Do they get on? Or do lurchers chase cats?

And could I ask the same question about greyhounds?

Dont want to sound thick but we've only ever had GSDs apart from some random JRT that came home with us one day and never really left!


----------



## Dobiegirl (17 April 2011)

Have a friend who has a greyhound wh o stays with us from time to time and is not good with cats or other furries. Thats not to say other greys  and Lurchers dont get on with cats but its all about introducing them carefully. Having said that Ive never had a Dobe who didnt want to chase cats not that I would let them.


----------



## Millyard Rejects (17 April 2011)

Many lurchers and greyhounds DO NOT chase cats,it is down to introducing them correctly. But some Do chase.
And having had lurchers who have been used for hunting it is still possible to have them living together.
My current Lurc is a pet but has been known to collect the odd rabbit for dinner but doesnt ever chase my 3 cats.


----------



## CAYLA (17 April 2011)

Not all, as suggested, they can be train to live harmoniously with cats, I have a whip and a whip x grey, a deerhound, a bull x greyhound and a shaggy bedlinton grey x and 4 cats, I also get lots of x racers cat friendly ready for their new cat habitant home outside the house they may still be fair game though
All mine have caught and killed small furrie wild animals.


----------



## lazybee (17 April 2011)

Hello,
From my own personal experience My Lurcher (RIP Alfie)didn't tolerate cats at all or squirrels, rabbits, foxes, big dogs. He was okay with small dogs though? I could never stop him chasing and sometimes catching cats (feral farm cats) the instinct in him was so strong no amount of shouting or normal puppy training worked. The problem is when they run, if they remained still he would watch them. When I used to see him looking. I'd say NO! and turn his head away. As soon as they ran he'd be off like a heat seeking missile. It would definitely be a risk. Is it a risk you'd be prepared to take?


----------



## Foxyfilly (17 April 2011)

If you are going down the rescue route, try to find one that has assessed the
dog with cats or even better one which is in a foster home with cats!

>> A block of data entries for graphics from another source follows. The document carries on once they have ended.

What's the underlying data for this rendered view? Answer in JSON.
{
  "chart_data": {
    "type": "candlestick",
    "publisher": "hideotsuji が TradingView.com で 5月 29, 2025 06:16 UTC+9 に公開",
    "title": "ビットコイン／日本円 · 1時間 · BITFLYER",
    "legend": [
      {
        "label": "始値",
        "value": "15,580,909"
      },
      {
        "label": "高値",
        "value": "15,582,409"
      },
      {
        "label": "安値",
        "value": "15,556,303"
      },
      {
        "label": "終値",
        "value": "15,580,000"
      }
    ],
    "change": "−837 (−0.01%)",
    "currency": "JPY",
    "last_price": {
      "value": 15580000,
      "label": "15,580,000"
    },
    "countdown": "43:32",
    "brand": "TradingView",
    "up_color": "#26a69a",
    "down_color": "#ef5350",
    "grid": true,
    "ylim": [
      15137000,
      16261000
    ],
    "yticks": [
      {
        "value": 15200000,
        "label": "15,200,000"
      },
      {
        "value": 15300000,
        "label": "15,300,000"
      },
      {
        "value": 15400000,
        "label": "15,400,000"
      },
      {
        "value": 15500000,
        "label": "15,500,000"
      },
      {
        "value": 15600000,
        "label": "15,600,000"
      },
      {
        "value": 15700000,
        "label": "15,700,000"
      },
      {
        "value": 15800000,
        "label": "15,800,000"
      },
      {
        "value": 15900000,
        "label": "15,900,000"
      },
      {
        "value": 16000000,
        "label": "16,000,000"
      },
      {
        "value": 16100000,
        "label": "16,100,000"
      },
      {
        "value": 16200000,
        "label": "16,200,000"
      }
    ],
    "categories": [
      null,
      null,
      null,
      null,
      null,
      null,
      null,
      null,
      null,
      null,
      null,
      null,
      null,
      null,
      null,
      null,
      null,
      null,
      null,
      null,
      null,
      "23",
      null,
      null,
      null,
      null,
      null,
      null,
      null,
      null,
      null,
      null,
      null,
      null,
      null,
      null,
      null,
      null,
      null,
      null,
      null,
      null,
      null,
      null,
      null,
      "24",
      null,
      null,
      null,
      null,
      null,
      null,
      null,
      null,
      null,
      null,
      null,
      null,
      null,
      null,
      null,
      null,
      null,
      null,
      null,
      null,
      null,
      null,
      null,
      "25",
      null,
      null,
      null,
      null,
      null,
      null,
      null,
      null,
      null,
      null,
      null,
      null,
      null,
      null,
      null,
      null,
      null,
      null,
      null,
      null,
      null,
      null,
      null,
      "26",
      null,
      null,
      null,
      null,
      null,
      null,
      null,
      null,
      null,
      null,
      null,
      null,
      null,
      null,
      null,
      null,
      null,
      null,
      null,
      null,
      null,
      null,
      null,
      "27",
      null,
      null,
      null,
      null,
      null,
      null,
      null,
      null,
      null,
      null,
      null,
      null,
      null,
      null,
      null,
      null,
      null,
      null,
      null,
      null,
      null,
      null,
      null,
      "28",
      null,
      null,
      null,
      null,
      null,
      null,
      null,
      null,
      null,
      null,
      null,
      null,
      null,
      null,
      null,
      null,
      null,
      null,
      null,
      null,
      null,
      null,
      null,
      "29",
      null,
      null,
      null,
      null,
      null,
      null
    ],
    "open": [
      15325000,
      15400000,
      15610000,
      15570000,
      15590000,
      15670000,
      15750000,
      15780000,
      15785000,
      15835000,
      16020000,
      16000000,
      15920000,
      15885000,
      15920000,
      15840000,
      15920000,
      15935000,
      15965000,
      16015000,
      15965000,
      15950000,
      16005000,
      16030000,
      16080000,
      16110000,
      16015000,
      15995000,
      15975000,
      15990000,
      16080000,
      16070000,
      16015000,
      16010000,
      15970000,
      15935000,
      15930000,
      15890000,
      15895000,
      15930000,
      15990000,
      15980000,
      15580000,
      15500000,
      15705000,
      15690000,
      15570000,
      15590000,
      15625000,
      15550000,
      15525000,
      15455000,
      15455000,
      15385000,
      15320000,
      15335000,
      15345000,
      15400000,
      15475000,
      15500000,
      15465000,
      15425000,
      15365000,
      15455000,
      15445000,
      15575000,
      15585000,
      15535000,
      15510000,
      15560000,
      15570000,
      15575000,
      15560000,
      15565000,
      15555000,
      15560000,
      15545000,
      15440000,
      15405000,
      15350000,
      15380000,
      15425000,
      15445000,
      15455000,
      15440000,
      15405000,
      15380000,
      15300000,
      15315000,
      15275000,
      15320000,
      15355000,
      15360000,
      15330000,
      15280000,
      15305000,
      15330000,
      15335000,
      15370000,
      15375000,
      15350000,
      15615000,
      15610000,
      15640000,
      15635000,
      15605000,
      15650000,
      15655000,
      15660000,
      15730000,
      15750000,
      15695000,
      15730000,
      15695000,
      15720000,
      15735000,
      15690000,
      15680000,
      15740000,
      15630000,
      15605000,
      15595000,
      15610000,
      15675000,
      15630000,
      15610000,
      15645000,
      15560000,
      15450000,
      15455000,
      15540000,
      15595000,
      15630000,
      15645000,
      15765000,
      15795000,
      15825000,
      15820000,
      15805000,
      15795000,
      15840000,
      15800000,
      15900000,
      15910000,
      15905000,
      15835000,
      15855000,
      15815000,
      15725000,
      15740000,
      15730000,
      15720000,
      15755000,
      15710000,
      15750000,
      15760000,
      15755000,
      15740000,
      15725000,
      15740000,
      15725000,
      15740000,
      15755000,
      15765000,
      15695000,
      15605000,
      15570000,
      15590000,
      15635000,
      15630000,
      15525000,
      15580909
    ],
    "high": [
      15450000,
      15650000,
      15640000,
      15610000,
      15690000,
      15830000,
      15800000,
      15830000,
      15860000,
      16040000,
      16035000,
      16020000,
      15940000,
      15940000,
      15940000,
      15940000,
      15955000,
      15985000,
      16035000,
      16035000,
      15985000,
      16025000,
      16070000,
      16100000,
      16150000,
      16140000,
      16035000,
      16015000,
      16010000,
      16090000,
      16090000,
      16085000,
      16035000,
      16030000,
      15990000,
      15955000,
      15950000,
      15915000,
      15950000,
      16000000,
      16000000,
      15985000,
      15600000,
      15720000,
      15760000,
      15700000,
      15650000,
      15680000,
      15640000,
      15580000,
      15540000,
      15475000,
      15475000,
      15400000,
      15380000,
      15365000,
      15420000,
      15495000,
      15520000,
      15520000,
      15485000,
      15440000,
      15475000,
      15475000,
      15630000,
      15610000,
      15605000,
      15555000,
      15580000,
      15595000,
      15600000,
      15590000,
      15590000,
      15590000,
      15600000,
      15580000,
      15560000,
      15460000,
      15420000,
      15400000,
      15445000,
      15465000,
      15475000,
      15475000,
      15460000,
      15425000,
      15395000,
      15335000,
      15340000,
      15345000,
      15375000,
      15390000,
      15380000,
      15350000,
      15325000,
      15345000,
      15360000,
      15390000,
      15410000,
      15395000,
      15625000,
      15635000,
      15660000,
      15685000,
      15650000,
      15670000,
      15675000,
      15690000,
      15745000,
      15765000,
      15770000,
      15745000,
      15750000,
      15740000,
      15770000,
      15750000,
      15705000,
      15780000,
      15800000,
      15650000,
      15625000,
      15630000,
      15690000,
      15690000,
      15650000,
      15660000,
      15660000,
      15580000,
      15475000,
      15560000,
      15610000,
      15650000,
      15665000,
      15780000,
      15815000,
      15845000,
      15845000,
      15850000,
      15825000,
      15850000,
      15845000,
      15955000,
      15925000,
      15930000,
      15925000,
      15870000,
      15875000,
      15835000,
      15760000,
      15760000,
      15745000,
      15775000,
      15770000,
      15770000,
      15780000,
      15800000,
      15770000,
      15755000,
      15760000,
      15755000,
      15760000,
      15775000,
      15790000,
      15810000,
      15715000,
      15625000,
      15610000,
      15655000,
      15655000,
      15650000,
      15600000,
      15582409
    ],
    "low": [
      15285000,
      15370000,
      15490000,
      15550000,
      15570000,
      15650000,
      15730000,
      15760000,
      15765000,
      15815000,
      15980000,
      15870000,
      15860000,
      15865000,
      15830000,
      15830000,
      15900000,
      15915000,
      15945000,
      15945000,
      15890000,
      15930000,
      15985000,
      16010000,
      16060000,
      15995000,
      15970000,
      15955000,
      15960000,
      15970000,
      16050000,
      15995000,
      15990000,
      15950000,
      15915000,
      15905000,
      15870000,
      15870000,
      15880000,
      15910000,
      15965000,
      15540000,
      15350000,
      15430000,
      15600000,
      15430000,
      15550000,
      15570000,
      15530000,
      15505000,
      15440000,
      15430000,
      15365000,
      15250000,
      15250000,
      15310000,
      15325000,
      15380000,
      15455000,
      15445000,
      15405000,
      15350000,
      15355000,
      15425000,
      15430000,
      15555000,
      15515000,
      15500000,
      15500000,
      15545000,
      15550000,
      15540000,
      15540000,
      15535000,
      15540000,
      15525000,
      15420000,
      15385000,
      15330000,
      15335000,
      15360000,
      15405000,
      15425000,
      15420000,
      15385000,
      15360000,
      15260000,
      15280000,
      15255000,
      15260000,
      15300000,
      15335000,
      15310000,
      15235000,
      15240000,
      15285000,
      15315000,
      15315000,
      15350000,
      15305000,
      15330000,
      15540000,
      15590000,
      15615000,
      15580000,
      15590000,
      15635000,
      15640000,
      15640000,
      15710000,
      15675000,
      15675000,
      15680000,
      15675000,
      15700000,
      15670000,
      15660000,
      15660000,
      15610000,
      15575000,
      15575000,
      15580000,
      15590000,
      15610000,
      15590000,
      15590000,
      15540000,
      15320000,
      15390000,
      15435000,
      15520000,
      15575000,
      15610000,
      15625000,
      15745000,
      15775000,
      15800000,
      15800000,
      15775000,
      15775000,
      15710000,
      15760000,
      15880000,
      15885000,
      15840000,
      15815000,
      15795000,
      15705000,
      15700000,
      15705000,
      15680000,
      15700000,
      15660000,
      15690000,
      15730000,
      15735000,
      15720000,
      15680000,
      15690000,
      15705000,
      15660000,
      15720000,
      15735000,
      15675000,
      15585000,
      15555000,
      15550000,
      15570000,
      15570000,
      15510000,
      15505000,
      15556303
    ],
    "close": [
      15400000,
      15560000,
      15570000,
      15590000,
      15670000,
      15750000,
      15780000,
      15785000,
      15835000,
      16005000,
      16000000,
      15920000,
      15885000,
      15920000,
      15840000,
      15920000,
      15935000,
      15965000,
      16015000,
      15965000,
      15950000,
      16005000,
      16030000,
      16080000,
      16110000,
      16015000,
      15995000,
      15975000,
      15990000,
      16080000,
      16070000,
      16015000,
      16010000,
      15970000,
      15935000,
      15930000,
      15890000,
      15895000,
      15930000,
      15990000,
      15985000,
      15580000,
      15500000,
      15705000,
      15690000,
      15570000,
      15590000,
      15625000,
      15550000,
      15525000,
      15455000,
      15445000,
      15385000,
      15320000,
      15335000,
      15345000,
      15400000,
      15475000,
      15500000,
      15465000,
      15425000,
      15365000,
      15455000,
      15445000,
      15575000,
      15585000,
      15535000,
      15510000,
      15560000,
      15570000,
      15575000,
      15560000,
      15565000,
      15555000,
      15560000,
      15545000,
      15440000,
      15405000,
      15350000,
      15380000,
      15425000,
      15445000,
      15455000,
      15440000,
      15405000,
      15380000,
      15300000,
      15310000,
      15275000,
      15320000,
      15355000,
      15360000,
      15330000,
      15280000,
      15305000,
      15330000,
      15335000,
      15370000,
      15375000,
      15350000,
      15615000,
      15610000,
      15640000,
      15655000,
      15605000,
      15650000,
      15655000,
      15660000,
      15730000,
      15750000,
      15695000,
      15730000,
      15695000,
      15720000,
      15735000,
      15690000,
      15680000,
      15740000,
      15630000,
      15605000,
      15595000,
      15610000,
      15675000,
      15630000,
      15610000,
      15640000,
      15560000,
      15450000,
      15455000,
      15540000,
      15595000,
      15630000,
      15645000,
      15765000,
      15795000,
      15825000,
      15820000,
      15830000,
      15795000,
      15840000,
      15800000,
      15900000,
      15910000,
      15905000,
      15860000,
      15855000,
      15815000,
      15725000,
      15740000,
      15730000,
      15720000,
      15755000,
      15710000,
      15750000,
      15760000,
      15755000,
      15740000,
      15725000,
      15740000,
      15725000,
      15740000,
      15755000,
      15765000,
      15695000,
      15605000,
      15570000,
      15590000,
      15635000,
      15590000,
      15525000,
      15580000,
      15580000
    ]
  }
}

My lurcher loved my cat but would chase any other.


----------



## CAYLA (17 April 2011)

Flick here is the only one that will attempt to chase outdoors but is happy to leave them alone in the house





Amy on the rug (and little grey cat in amongst them) and another dog I took that had already tried to kill another persons cat (had cat in his gob) and gave her a nice vet bill, the akita x shep x husky type (another high prey drive type)

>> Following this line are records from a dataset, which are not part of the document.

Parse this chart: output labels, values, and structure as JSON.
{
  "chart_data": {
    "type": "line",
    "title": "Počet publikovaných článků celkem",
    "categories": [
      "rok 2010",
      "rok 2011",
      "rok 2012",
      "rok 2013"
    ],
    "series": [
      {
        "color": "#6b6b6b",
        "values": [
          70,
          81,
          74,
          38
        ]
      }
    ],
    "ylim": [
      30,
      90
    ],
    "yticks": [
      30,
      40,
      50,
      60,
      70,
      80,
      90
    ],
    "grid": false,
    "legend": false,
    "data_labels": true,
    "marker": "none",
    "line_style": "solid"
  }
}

They can be trained to live along side them. Obs some I look at and think, this will be hard an some obs we never need to cat test. But if they come in here, I have cats, so they have to live by the "don't kill the cat" rules


----------



## CAYLA (17 April 2011)

MissUnderstood said:



			I find it interesting that Amy wants to chase the cats here, I thought she would ignore them   Although Flick and Islay do not exactly set a good example....

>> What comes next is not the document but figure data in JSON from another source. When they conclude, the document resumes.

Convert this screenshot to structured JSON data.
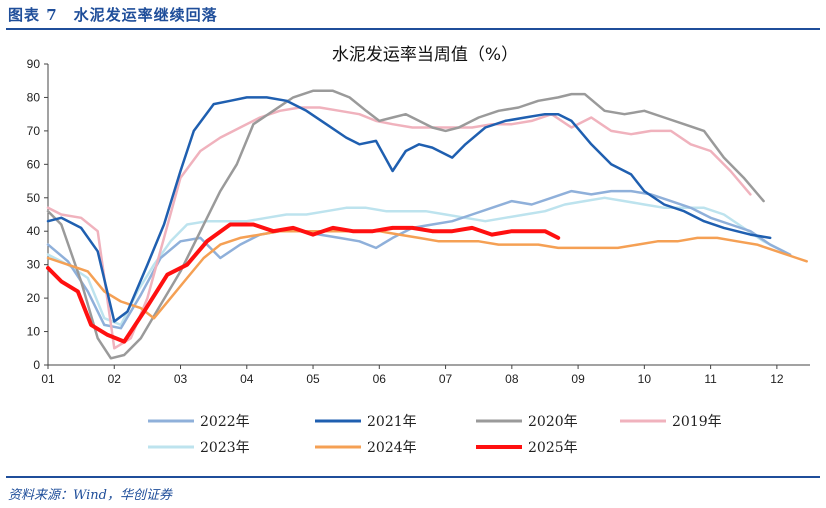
{
  "figure_label": "图表 7　水泥发运率继续回落",
  "source": "资料来源：Wind，华创证券",
  "chart_data": {
    "type": "line",
    "title": "水泥发运率当周值（%）",
    "xlabel": "",
    "ylabel": "",
    "x_ticks": [
      "01",
      "02",
      "03",
      "04",
      "05",
      "06",
      "07",
      "08",
      "09",
      "10",
      "11",
      "12"
    ],
    "xlim": [
      1,
      12.5
    ],
    "ylim": [
      0,
      90
    ],
    "y_ticks": [
      0,
      10,
      20,
      30,
      40,
      50,
      60,
      70,
      80,
      90
    ],
    "grid": false,
    "legend_position": "bottom",
    "series": [
      {
        "name": "2022年",
        "color": "#8fb0da",
        "width": 2.5,
        "x": [
          1.0,
          1.3,
          1.6,
          1.85,
          2.1,
          2.4,
          2.7,
          3.0,
          3.3,
          3.6,
          3.9,
          4.2,
          4.5,
          4.8,
          5.1,
          5.4,
          5.7,
          5.95,
          6.2,
          6.5,
          6.8,
          7.1,
          7.4,
          7.7,
          8.0,
          8.3,
          8.6,
          8.9,
          9.2,
          9.5,
          9.8,
          10.1,
          10.4,
          10.7,
          11.0,
          11.3,
          11.6,
          11.9,
          12.2
        ],
        "y": [
          36,
          31,
          22,
          12,
          11,
          21,
          32,
          37,
          38,
          32,
          36,
          39,
          40,
          40,
          39,
          38,
          37,
          35,
          38,
          41,
          42,
          43,
          45,
          47,
          49,
          48,
          50,
          52,
          51,
          52,
          52,
          51,
          49,
          47,
          44,
          42,
          40,
          36,
          33
        ]
      },
      {
        "name": "2021年",
        "color": "#1f5fb0",
        "width": 2.5,
        "x": [
          1.0,
          1.2,
          1.5,
          1.75,
          2.0,
          2.2,
          2.5,
          2.75,
          3.0,
          3.2,
          3.5,
          3.75,
          4.0,
          4.3,
          4.6,
          4.9,
          5.2,
          5.5,
          5.7,
          5.95,
          6.2,
          6.4,
          6.6,
          6.8,
          7.1,
          7.3,
          7.6,
          7.9,
          8.2,
          8.5,
          8.7,
          8.9,
          9.2,
          9.5,
          9.8,
          10.0,
          10.3,
          10.6,
          10.9,
          11.2,
          11.6,
          11.9
        ],
        "y": [
          43,
          44,
          41,
          34,
          13,
          16,
          30,
          42,
          58,
          70,
          78,
          79,
          80,
          80,
          79,
          76,
          72,
          68,
          66,
          67,
          58,
          64,
          66,
          65,
          62,
          66,
          71,
          73,
          74,
          75,
          75,
          73,
          66,
          60,
          57,
          52,
          48,
          46,
          43,
          41,
          39,
          38
        ]
      },
      {
        "name": "2020年",
        "color": "#9a9a9a",
        "width": 2.5,
        "x": [
          1.0,
          1.2,
          1.5,
          1.75,
          1.95,
          2.15,
          2.4,
          2.7,
          3.0,
          3.3,
          3.6,
          3.85,
          4.1,
          4.4,
          4.7,
          5.0,
          5.3,
          5.55,
          5.8,
          6.0,
          6.2,
          6.4,
          6.6,
          6.8,
          7.0,
          7.2,
          7.5,
          7.8,
          8.1,
          8.4,
          8.7,
          8.9,
          9.1,
          9.4,
          9.7,
          10.0,
          10.3,
          10.6,
          10.9,
          11.2,
          11.5,
          11.8
        ],
        "y": [
          46,
          42,
          25,
          8,
          2,
          3,
          8,
          18,
          28,
          40,
          52,
          60,
          72,
          76,
          80,
          82,
          82,
          80,
          76,
          73,
          74,
          75,
          73,
          71,
          70,
          71,
          74,
          76,
          77,
          79,
          80,
          81,
          81,
          76,
          75,
          76,
          74,
          72,
          70,
          62,
          56,
          49
        ]
      },
      {
        "name": "2019年",
        "color": "#f0b2bd",
        "width": 2.5,
        "x": [
          1.0,
          1.2,
          1.5,
          1.75,
          2.0,
          2.25,
          2.5,
          2.75,
          3.0,
          3.3,
          3.6,
          3.9,
          4.2,
          4.5,
          4.8,
          5.1,
          5.4,
          5.7,
          5.95,
          6.2,
          6.5,
          6.8,
          7.1,
          7.4,
          7.7,
          8.0,
          8.3,
          8.6,
          8.9,
          9.2,
          9.5,
          9.8,
          10.1,
          10.4,
          10.7,
          11.0,
          11.3,
          11.6
        ],
        "y": [
          47,
          45,
          44,
          40,
          5,
          8,
          20,
          38,
          56,
          64,
          68,
          71,
          74,
          76,
          77,
          77,
          76,
          75,
          73,
          72,
          71,
          71,
          71,
          71,
          72,
          72,
          73,
          75,
          71,
          74,
          70,
          69,
          70,
          70,
          66,
          64,
          58,
          51
        ]
      },
      {
        "name": "2023年",
        "color": "#bde3ee",
        "width": 2.5,
        "x": [
          1.0,
          1.3,
          1.6,
          1.85,
          2.1,
          2.35,
          2.6,
          2.85,
          3.1,
          3.4,
          3.7,
          4.0,
          4.3,
          4.6,
          4.9,
          5.2,
          5.5,
          5.8,
          6.1,
          6.4,
          6.7,
          7.0,
          7.3,
          7.6,
          7.9,
          8.2,
          8.5,
          8.8,
          9.1,
          9.4,
          9.7,
          10.0,
          10.3,
          10.6,
          10.9,
          11.2,
          11.5,
          11.8,
          12.1
        ],
        "y": [
          33,
          30,
          26,
          14,
          12,
          22,
          30,
          37,
          42,
          43,
          43,
          43,
          44,
          45,
          45,
          46,
          47,
          47,
          46,
          46,
          46,
          45,
          44,
          43,
          44,
          45,
          46,
          48,
          49,
          50,
          49,
          48,
          47,
          47,
          47,
          45,
          41,
          37,
          34
        ]
      },
      {
        "name": "2024年",
        "color": "#f5a054",
        "width": 2.5,
        "x": [
          1.0,
          1.3,
          1.6,
          1.85,
          2.1,
          2.4,
          2.6,
          2.85,
          3.1,
          3.35,
          3.6,
          3.9,
          4.2,
          4.5,
          4.8,
          5.1,
          5.4,
          5.7,
          6.0,
          6.3,
          6.6,
          6.9,
          7.2,
          7.5,
          7.8,
          8.1,
          8.4,
          8.7,
          9.0,
          9.3,
          9.6,
          9.9,
          10.2,
          10.5,
          10.8,
          11.1,
          11.4,
          11.7,
          12.0,
          12.3,
          12.45
        ],
        "y": [
          32,
          30,
          28,
          22,
          19,
          17,
          14,
          20,
          26,
          32,
          36,
          38,
          39,
          40,
          40,
          40,
          40,
          40,
          40,
          39,
          38,
          37,
          37,
          37,
          36,
          36,
          36,
          35,
          35,
          35,
          35,
          36,
          37,
          37,
          38,
          38,
          37,
          36,
          34,
          32,
          31
        ]
      },
      {
        "name": "2025年",
        "color": "#ff1010",
        "width": 4,
        "x": [
          1.0,
          1.2,
          1.45,
          1.65,
          1.9,
          2.15,
          2.45,
          2.8,
          3.1,
          3.4,
          3.75,
          4.1,
          4.4,
          4.7,
          5.0,
          5.3,
          5.6,
          5.9,
          6.2,
          6.5,
          6.8,
          7.1,
          7.4,
          7.7,
          8.0,
          8.3,
          8.5,
          8.7
        ],
        "y": [
          29,
          25,
          22,
          12,
          9,
          7,
          16,
          27,
          30,
          37,
          42,
          42,
          40,
          41,
          39,
          41,
          40,
          40,
          41,
          41,
          40,
          40,
          41,
          39,
          40,
          40,
          40,
          38
        ]
      }
    ]
  }
}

Islay is an out and out cat hater, Flick chases (to my surprise, thought she would be too stupid!) and Amy chases.  But then none of my rescues have ever been cat safe because there was never a need, I have seen many examples of greyhounds/lurchers getting on really well with cats (not just in an 'I would like to kill you NOW' way as well )
		
Click to expand...

If they are cat tested and then placed in a home with no cats and the only cats they see are outdoors in chase mode and like u say the other two are wanting  a go, then indeed the previous training will go out the window, bit like socialising a dog aggressive dog then keepng it away from all dogs.
But of course amy also let my doslounge all over her yours are obs the naughty ones





I small cat on chair with Amy and my 2


----------



## Montyforever (17 April 2011)

My greyhound is terrified of my cat, the first day i bought him home and he saw her he jumped about 4ft in the air and hid in the kitchen  gradually he got braver and tried to make friends and she was most put out at a dog sniffing her bum so whacked him across the face with her claws out  Needless to say my cat rules the roost, and Barney respects that!! Hes never attemped to chase her or my rabbit but the reason he was in rescue was because he refused to chase the bunny on the track so i doubt all greyhounds are the same but if you have a search around rescues im sure you could find one


----------